Planting Shallot Sets in the Fall
If you want an early spring harvest, you can plant your shallots in October so that they are in the ground before the first hard freeze. Exposing shallots to a hard freeze enhances their flavor and produces larger bulbs.
Work the soil thoroughly, especially if you have a heavy clay soil rather than a light, loamy or sandy soil.
Dig holes that are 6 inches to 8 inches apart in rows that are at least 12 inches apart. The holes should be just a little larger than the set.
Place some compost, well-aged manure, or a balanced organic fertilizer in the hole and cover it with half of the dirt from the hole.
Place the shallot in the hole with the pointed end up and the wider root end, or basal plate, down. Cover the shallot with about 1/2 inch of soil, leaving just a bit of the tip showing. Finally, cover your shallots with 6 inches of leaves.
Shallots form clusters of bulbs rather than single bulbs, so they require more room than garlic or onions. If you crowd your shallots too closely together, you will end up with smaller bulbs and fewer cloves.
Planting Shallot Sets in the Spring
If you intend to plant to sow your shallots in the spring, you should still work the soil thoroughly in the fall and then cover it with leaves. In the spring, plant your shallot sets four to six weeks before the last frost date in your area.
You will need to plant them early enough that they will have 30 days with temperatures that remain between 32°F and 50°F (0°C and 10°C) to encourage sprouting. Just use the same spacing and planting method that’s described under fall planting.
Shallot Varieties to Use as Sets
Some varieties of shallots can be stored for longer periods than others. Some of the varieties that can be stored for longer periods include:
- Bonilla – has a very pungent flavor; harvest in 100 to 105 days; produces four to five 2-inch bulbs by mid-summer; can be stored for planting for the next spring or early summer.

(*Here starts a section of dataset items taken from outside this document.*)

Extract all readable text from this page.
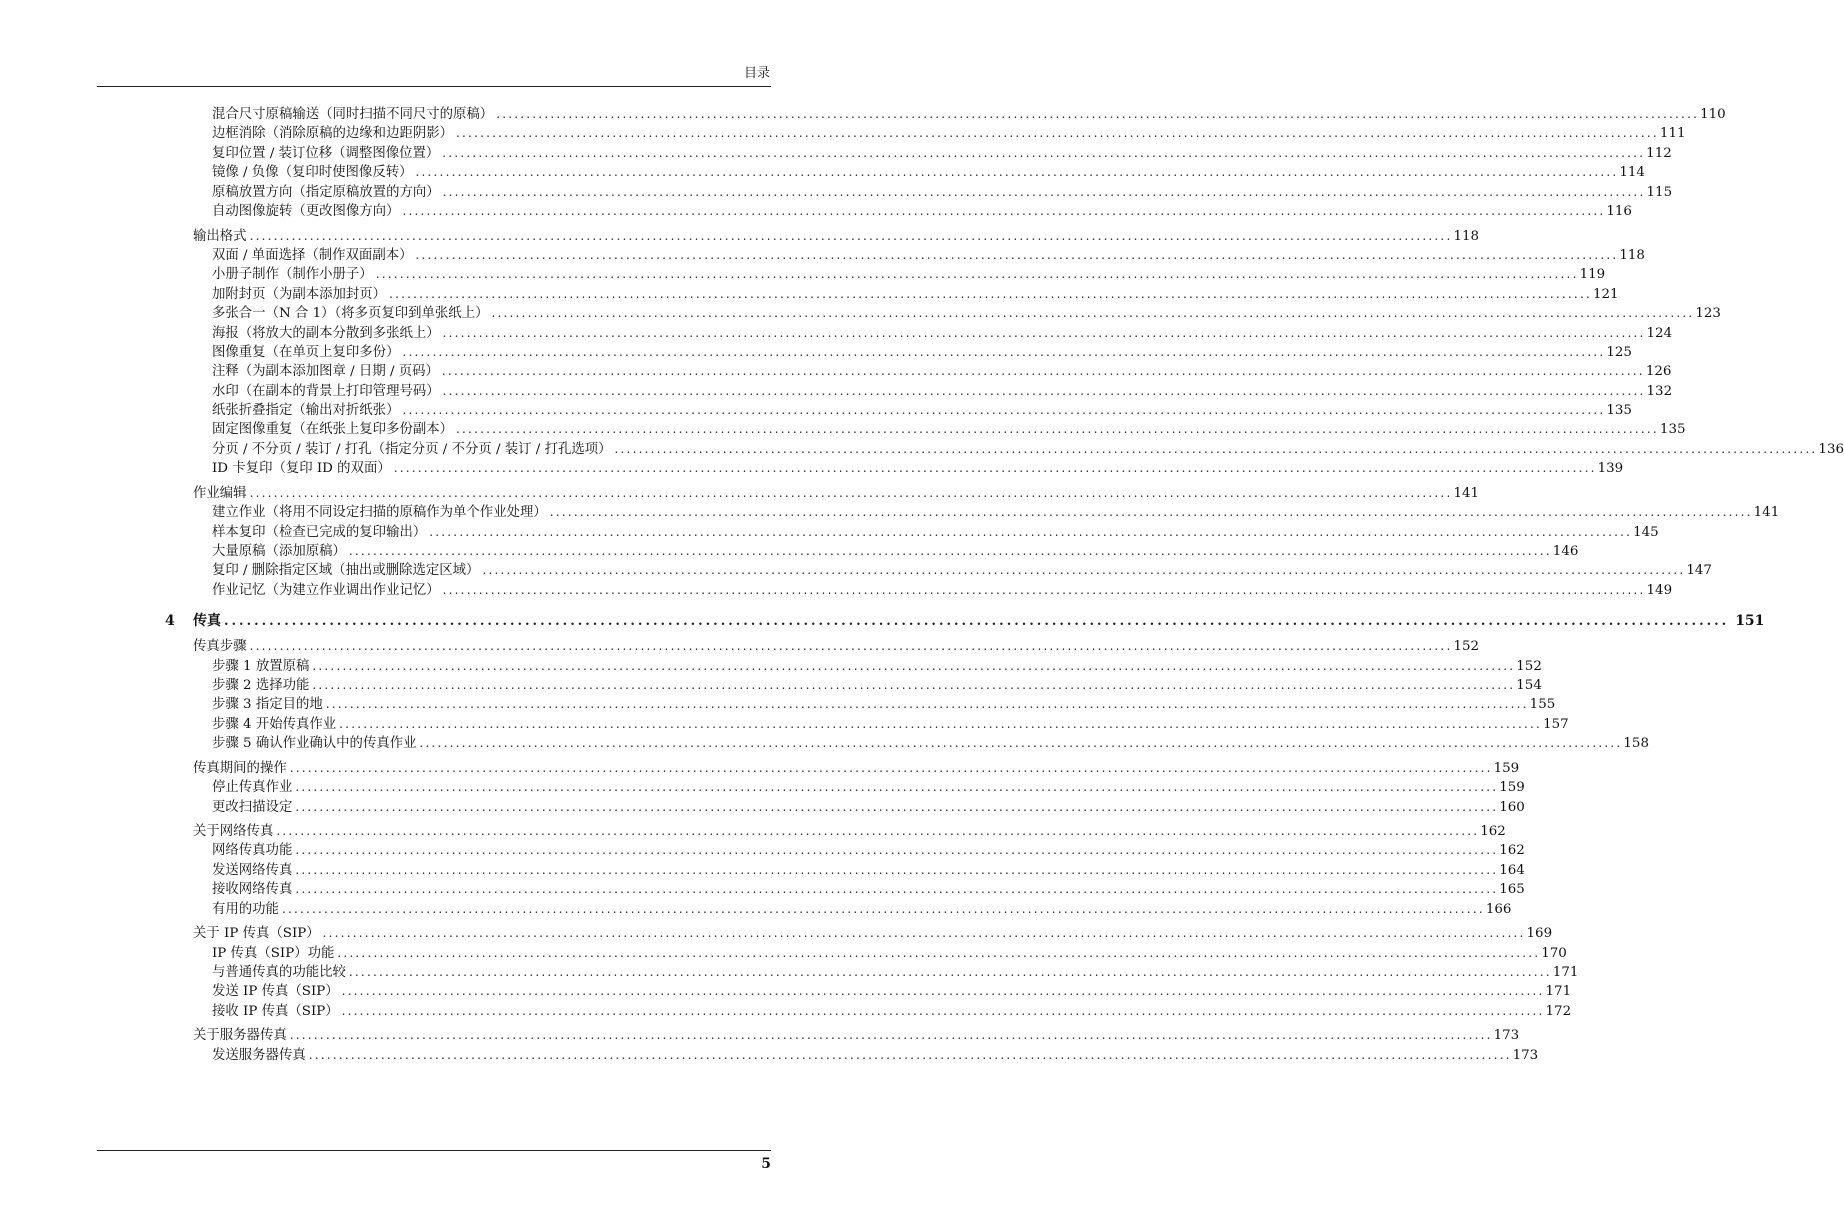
目录
混合尺寸原稿输送（同时扫描不同尺寸的原稿） ........................................................................................................................................................................................................ 110
边框消除（消除原稿的边缘和边距阴影） ........................................................................................................................................................................................................ 111
复印位置 / 装订位移（调整图像位置） ........................................................................................................................................................................................................ 112
镜像 / 负像（复印时使图像反转） ........................................................................................................................................................................................................ 114
原稿放置方向（指定原稿放置的方向） ........................................................................................................................................................................................................ 115
自动图像旋转（更改图像方向） ........................................................................................................................................................................................................ 116
输出格式 ........................................................................................................................................................................................................ 118
双面 / 单面选择（制作双面副本） ........................................................................................................................................................................................................ 118
小册子制作（制作小册子） ........................................................................................................................................................................................................ 119
加附封页（为副本添加封页） ........................................................................................................................................................................................................ 121
多张合一（N 合 1）（将多页复印到单张纸上） ........................................................................................................................................................................................................ 123
海报（将放大的副本分散到多张纸上） ........................................................................................................................................................................................................ 124
图像重复（在单页上复印多份） ........................................................................................................................................................................................................ 125
注释（为副本添加图章 / 日期 / 页码） ........................................................................................................................................................................................................ 126
水印（在副本的背景上打印管理号码） ........................................................................................................................................................................................................ 132
纸张折叠指定（输出对折纸张） ........................................................................................................................................................................................................ 135
固定图像重复（在纸张上复印多份副本） ........................................................................................................................................................................................................ 135
分页 / 不分页 / 装订 / 打孔（指定分页 / 不分页 / 装订 / 打孔选项） ........................................................................................................................................................................................................ 136
ID 卡复印（复印 ID 的双面） ........................................................................................................................................................................................................ 139
作业编辑 ........................................................................................................................................................................................................ 141
建立作业（将用不同设定扫描的原稿作为单个作业处理） ........................................................................................................................................................................................................ 141
样本复印（检查已完成的复印输出） ........................................................................................................................................................................................................ 145
大量原稿（添加原稿） ........................................................................................................................................................................................................ 146
复印 / 删除指定区域（抽出或删除选定区域） ........................................................................................................................................................................................................ 147
作业记忆（为建立作业调出作业记忆） ........................................................................................................................................................................................................ 149
4	传真 ........................................................................................................................................................................................................ 151
传真步骤 ........................................................................................................................................................................................................ 152
步骤 1 放置原稿 ........................................................................................................................................................................................................ 152
步骤 2 选择功能 ........................................................................................................................................................................................................ 154
步骤 3 指定目的地 ........................................................................................................................................................................................................ 155
步骤 4 开始传真作业 ........................................................................................................................................................................................................ 157
步骤 5 确认作业确认中的传真作业 ........................................................................................................................................................................................................ 158
传真期间的操作 ........................................................................................................................................................................................................ 159
停止传真作业 ........................................................................................................................................................................................................ 159
更改扫描设定 ........................................................................................................................................................................................................ 160
关于网络传真 ........................................................................................................................................................................................................ 162
网络传真功能 ........................................................................................................................................................................................................ 162
发送网络传真 ........................................................................................................................................................................................................ 164
接收网络传真 ........................................................................................................................................................................................................ 165
有用的功能 ........................................................................................................................................................................................................ 166
关于 IP 传真（SIP） ........................................................................................................................................................................................................ 169
IP 传真（SIP）功能 ........................................................................................................................................................................................................ 170
与普通传真的功能比较 ........................................................................................................................................................................................................ 171
发送 IP 传真（SIP） ........................................................................................................................................................................................................ 171
接收 IP 传真（SIP） ........................................................................................................................................................................................................ 172
关于服务器传真 ........................................................................................................................................................................................................ 173
发送服务器传真 ........................................................................................................................................................................................................ 173
5
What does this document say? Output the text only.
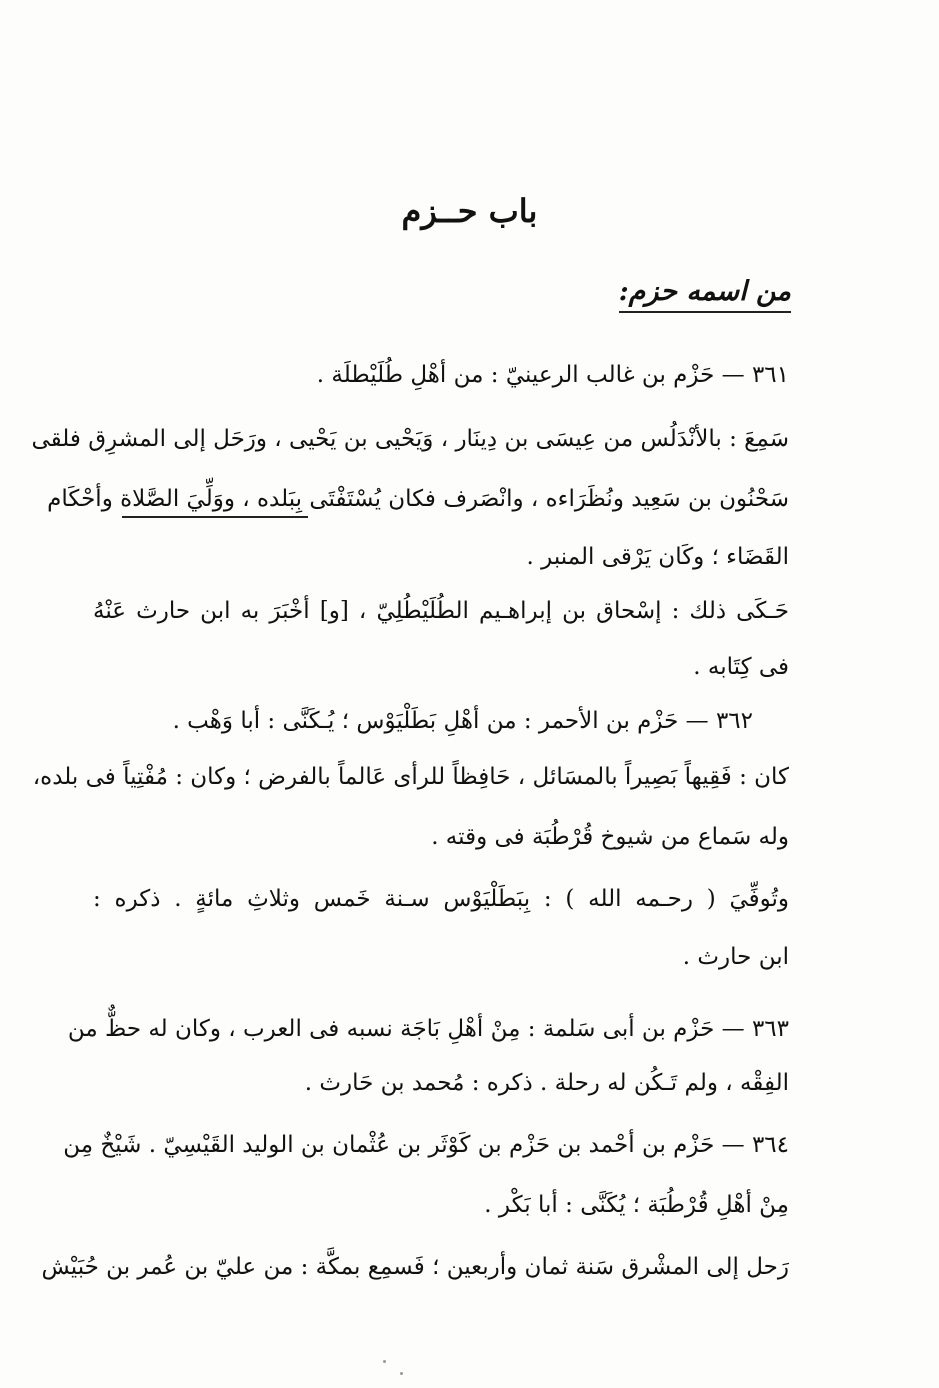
باب حــزم
من اسمه حزم:
٣٦١ — حَزْم بن غالب الرعينيّ : من أهْلِ طُلَيْطلَة .
سَمِعَ : بالأنْدَلُس من عِيسَى بن دِينَار ، وَيَحْيى بن يَحْيى ، ورَحَل إلى المشرِق فلقى
سَحْنُون بن سَعِيد ونُظَرَاءه ، وانْصَرف فكان يُسْتَفْتَى بِبَلده ، ووَلِّيَ الصَّلاة وأحْكَام
القَضَاء ؛ وكَان يَرْقى المنبر .
حَـكَى ذلك : إسْحاق بن إبراهـيم الطُلَيْطُلِيّ ، [و] أخْبَرَ به ابن حارث عَنْهُ
فى كِتَابه .
٣٦٢ — حَزْم بن الأحمر : من أهْلِ بَطَلْيَوْس ؛ يُـكَنَّى : أبا وَهْب .
كان : فَقِيهاً بَصِيراً بالمسَائل ، حَافِظاً للرأى عَالماً بالفرض ؛ وكان : مُفْتِياً فى بلده،
وله سَماع من شيوخ قُرْطُبَة فى وقته .
وتُوفِّيَ ( رحـمه الله ) : بِبَطَلْيَوْس سـنة خَمس وثلاثِ مائةٍ . ذكره :
ابن حارث .
٣٦٣ — حَزْم بن أبى سَلمة : مِنْ أهْلِ بَاجَة نسبه فى العرب ، وكان له حظٌّ من
الفِقْه ، ولم تَـكُن له رحلة . ذكره : مُحمد بن حَارث .
٣٦٤ — حَزْم بن أحْمد بن حَزْم بن كَوْثَر بن عُثْمان بن الوليد القَيْسِيّ . شَيْخٌ مِن
مِنْ أهْلِ قُرْطُبَة ؛ يُكَنَّى : أبا بَكْر .
رَحل إلى المشْرق سَنة ثمان وأربعين ؛ فَسمِع بمكَّة : من عليّ بن عُمر بن حُبَيْش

- Olympus – harvest in 90 days; stores well.
- Ambition – harvest in 100 days; best for northern climates; can be stored for planting for the next spring.
- Holland Red – stores well.
- Xtra Select Premium Gold – stores well.
- Mirage – harvest in 92 days; can be stored for planting for the next spring.
- Dutch Red – stores well.
- Picador – harvest in 105 days; similar to Ambition; stores well.
- Pikant – harvest in 80 days; stores well.
- Saffron – harvest in 100 days; stores well.
- Consevor – harvest in 110 days; similar to Ambition, but produces only a single bulb; stores well.
Creating Your Own Shallot Sets
When the leaves of your shallots fall over and begin to turn brown, your shallots are ready to harvest. Don’t simply pull your shallots up out of the ground as you would green onions. In order to store them as long as possible, you need to protect the outer, brown paper-like layer that surrounds them from damage.
Instead of pulling up your shallots, you should carefully dig them up with a shovel, pitchfork, or garden fork. Gently shake the excess dirt from your shallots, but do not rinse or wash them.
You need to dry, or cure, your shallots for one to four weeks in a warm, dry area until that papery skin feels completely dry and crackly. Rinsing and washing your shallots lengthens the drying period and could give mold a chance to grow.
When your shallots are dry, set aside some of the bulbs to use as sets for next planting season. Store the shallots that you want to keep as sets or for eventual culinary use over the long term in mesh bags, nylon hose, or paper lunch bags punched with holes. While the finer mesh of nylon hose may provide more protection from mold spores, using paper bags allows you to label the shallots that you want to use for cooking and the ones that you want to save as sets.